> The main problem here is that the code above only sets the max age in the
> cookie object on the server. But the cookie lives on the client, so the
> client must be told about it in order for the cookie to be
> deleted. The way
> you do that is by adding the modified cookie to the response, i.e.
>
>   cookies[i].setMaxAge(0);
>   response.addCookie(cookies[i]);
>
> It's also true that to guarantee that the response headers
> (including cookie
> headers) are sent to the client, you shouldn't write any part of the
> response body until you have set all headers. But most servlet containers
> buffer the response body up to some limit (something like 4K) so I don't
> think that's a problem here.

So theoretically then the following code should work?

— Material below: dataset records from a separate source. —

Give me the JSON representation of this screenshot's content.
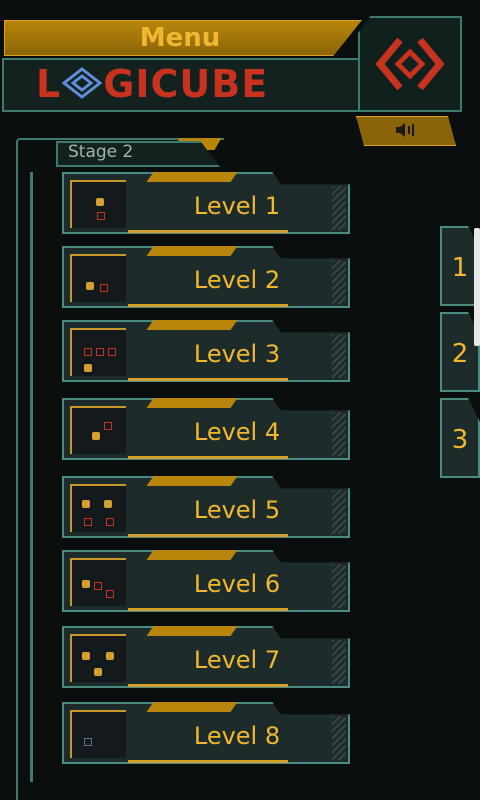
{
  "header": {
    "menu_label": "Menu",
    "logo_text_left": "L",
    "logo_text_right": "GICUBE",
    "logo_color": "#c8321e",
    "accent_color": "#f0b830",
    "frame_color": "#3d7a70",
    "sound_icon": "speaker-icon"
  },
  "stage": {
    "label": "Stage 2"
  },
  "levels": [
    {
      "label": "Level 1"
    },
    {
      "label": "Level 2"
    },
    {
      "label": "Level 3"
    },
    {
      "label": "Level 4"
    },
    {
      "label": "Level 5"
    },
    {
      "label": "Level 6"
    },
    {
      "label": "Level 7"
    },
    {
      "label": "Level 8"
    }
  ],
  "pages": [
    {
      "label": "1"
    },
    {
      "label": "2"
    },
    {
      "label": "3"
    }
  ]
}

public void service(HttpServletRequest request, HttpServletResponse
response) throws ServletException, IOException {
        Cookie[] cookies = request.getCookies();

        PrintWriter out = response.getWriter();

        response.setContentType("text/html");

        if (cookies != null) {
          for (int i = 0; i < cookies.length; i++) {
            cookies[i].setMaxAge(0);
            response.addCookie(cookies[i]);
          }
        }

        out.println("<html><head><title>ClearCookies</title></head><body>");
        out.println("<h2>ClearCookies</h2><hr>");

        out.println("<b>Your cookies have been deleted</b>");

        out.println("<hr></body></html>");

        out.close();
    }

I say theoretically because it doesn't for either MSIE 5 or Netscape 4.7.
Am I to assume that this API is broken?